No se puede debatir que Athena Grant (Angela Bassett) es una policía excepcional de 9-1-1 en ABC. Con instintos muy fuertes y una devoción inquebrantable a sus casos, la sargento se mantiene generalmente un paso por delante de cualquier colega. Su agudeza queda clara en el estreno de la Temporada 5, cuando descifra rápidamente la ubicación del convicto fugado Jeffrey. Aunque no pudo detener a tiempo a la abogada y amante del delincuente de herir a un oficial, fue la única persona en darse cuenta de que la abogada estaba implicada.
La superior de Athena le sugirió que Jeffrey podría haberse asociado con otros cómplices, a lo que ella respondió, señalando a la abogada fallecida: “No, su único cómplice está justo ahí”. Por supuesto, tenía razón. Esta inteligencia y habilidad para ver más allá de las apariencias superficiales es lo que hace de ella una de las protagonistas más admiradas de 9-1-1. Su devoción por la justicia es un rasgo definitorio de su personalidad.
Athena mostró instintos igualmente astutos en otras ocasiones memorables. Logró descifrar el motivo de un atacante serial en el final de la Temporada 2, frustró un importante robo de arte en la Temporada 3, e incluso descubrió que una mujer había emparedado a su esposo en la Temporada 4. Su inquebrantable búsqueda de la justicia está motivada por una tragedia que se reveló en la Temporada 3: la policía se unió a la fuerza en 1989 y su prometido fue asesinado a tiros.
El caso de su prometido permaneció sin resolver durante 28 largos años. Sin embargo, en un despliegue de su tenacidad, Athena logró resolverlo ella misma en esa temporada de 9-1-1, una vez que se encontró el arma utilizada en el crimen. Este dramático evento personal no solo explica la pasión de Athena por la ley, sino que también establece un patrón en su carrera: la justicia por encima de todo, incluso de las reglas.

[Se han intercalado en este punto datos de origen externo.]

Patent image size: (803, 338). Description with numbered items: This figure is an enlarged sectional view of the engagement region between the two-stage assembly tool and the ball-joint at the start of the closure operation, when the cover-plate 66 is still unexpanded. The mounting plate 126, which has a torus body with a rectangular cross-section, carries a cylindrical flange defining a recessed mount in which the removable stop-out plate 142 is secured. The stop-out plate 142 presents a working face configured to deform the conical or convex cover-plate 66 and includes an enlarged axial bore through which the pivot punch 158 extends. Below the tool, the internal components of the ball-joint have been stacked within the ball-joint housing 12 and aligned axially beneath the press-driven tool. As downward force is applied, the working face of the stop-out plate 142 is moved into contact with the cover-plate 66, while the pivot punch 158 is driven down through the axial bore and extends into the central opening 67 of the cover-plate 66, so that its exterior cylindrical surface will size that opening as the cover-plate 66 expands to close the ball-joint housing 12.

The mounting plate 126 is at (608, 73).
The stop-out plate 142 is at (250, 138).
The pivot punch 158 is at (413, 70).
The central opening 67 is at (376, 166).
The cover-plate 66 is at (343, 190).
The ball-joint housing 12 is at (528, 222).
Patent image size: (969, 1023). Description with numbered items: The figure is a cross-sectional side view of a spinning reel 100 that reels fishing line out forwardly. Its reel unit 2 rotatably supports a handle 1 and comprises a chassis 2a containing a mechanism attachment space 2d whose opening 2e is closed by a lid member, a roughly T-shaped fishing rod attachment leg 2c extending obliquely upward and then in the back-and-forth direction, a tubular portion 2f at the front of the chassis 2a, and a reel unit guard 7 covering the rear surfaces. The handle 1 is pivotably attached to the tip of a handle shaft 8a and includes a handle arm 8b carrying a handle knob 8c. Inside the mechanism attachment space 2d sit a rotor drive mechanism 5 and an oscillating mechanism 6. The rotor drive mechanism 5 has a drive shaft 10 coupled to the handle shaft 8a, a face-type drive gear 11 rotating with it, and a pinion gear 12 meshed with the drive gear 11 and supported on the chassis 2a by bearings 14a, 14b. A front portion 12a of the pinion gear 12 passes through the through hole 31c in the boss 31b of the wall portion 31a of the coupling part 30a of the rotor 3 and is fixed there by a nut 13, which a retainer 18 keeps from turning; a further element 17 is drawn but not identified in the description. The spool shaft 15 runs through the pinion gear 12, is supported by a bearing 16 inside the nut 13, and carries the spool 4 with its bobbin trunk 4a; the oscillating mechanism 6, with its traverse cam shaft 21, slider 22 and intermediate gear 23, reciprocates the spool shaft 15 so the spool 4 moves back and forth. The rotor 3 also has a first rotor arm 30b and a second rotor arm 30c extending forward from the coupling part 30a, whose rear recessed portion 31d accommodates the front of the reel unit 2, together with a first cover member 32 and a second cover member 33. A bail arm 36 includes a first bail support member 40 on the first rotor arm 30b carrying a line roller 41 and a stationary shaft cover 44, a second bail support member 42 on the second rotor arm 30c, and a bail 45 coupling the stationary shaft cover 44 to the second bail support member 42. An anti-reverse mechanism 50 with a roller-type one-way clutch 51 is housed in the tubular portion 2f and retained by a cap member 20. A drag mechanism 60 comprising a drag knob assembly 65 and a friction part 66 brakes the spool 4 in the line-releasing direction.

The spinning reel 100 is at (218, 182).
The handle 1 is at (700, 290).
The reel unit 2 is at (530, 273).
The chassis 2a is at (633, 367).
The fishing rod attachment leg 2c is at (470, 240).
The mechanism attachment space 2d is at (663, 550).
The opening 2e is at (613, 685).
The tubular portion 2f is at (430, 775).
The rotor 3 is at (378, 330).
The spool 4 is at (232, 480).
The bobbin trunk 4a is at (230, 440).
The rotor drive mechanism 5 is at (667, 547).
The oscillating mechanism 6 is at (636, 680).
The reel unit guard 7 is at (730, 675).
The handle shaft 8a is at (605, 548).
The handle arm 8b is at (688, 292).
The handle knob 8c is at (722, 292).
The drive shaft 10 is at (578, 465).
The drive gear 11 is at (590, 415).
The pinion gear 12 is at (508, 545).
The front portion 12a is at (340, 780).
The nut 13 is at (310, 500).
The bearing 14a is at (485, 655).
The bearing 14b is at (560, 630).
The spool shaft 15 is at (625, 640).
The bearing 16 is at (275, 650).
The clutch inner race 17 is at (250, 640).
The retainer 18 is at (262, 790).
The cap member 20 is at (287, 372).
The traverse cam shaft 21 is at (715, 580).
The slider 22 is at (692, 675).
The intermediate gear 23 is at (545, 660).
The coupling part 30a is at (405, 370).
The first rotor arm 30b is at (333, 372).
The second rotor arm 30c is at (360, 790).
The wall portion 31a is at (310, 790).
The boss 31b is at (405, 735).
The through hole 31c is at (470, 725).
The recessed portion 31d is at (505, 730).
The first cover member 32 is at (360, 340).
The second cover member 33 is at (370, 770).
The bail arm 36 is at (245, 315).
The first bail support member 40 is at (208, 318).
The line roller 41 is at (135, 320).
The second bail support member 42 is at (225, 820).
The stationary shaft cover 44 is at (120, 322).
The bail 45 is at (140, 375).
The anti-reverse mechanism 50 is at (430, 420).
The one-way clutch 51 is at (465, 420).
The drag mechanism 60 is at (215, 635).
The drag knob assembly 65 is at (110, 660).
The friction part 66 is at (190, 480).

Si bien es extraordinariamente competente, Athena también es, a veces, una agente incontrolable. Muestra una fuerte aversión a que le digan qué hacer, incluso cuando es por su propio bien. Su filosofía parece ser "actuar y luego pedir perdón", lo que la lleva a ser extremadamente independiente y obstinada. Esta combinación de terquedad e incapacidad para detenerse la ha perjudicado profesional y personalmente en múltiples ocasiones dentro de 9-1-1.
Un claro ejemplo de sus defectos ocurrió precisamente después de resolver el asesinato de su prometido. A pesar de la satisfacción catártica de encontrar al asesino, Athena violó claramente los protocolos durante la investigación, lo que resultó en una inmediata suspensión de su trabajo. También permitió que sus emociones la superaran cuando intervino en una fiesta de las acosadoras de su hija May (Corinne Massiah). En esa ocasión, arrestó a una de las jóvenes por posesión de drogas, una acción que le valió ser puesta en tareas de escritorio.
Quizás el mejor ejemplo de la independencia llevada al extremo fue cuando puso su vida en riesgo. Al final de la Temporada 3, Athena rastreó a un violador serial hasta un almacén y fue brutalmente atacada. Si hubiera esperado los refuerzos necesarios, como dictan los protocolos de 9-1-1, es probable que no hubiera tenido que soportar las terribles lesiones que le infligió su atacante. Su mayor fortaleza es también su más peligrosa debilidad.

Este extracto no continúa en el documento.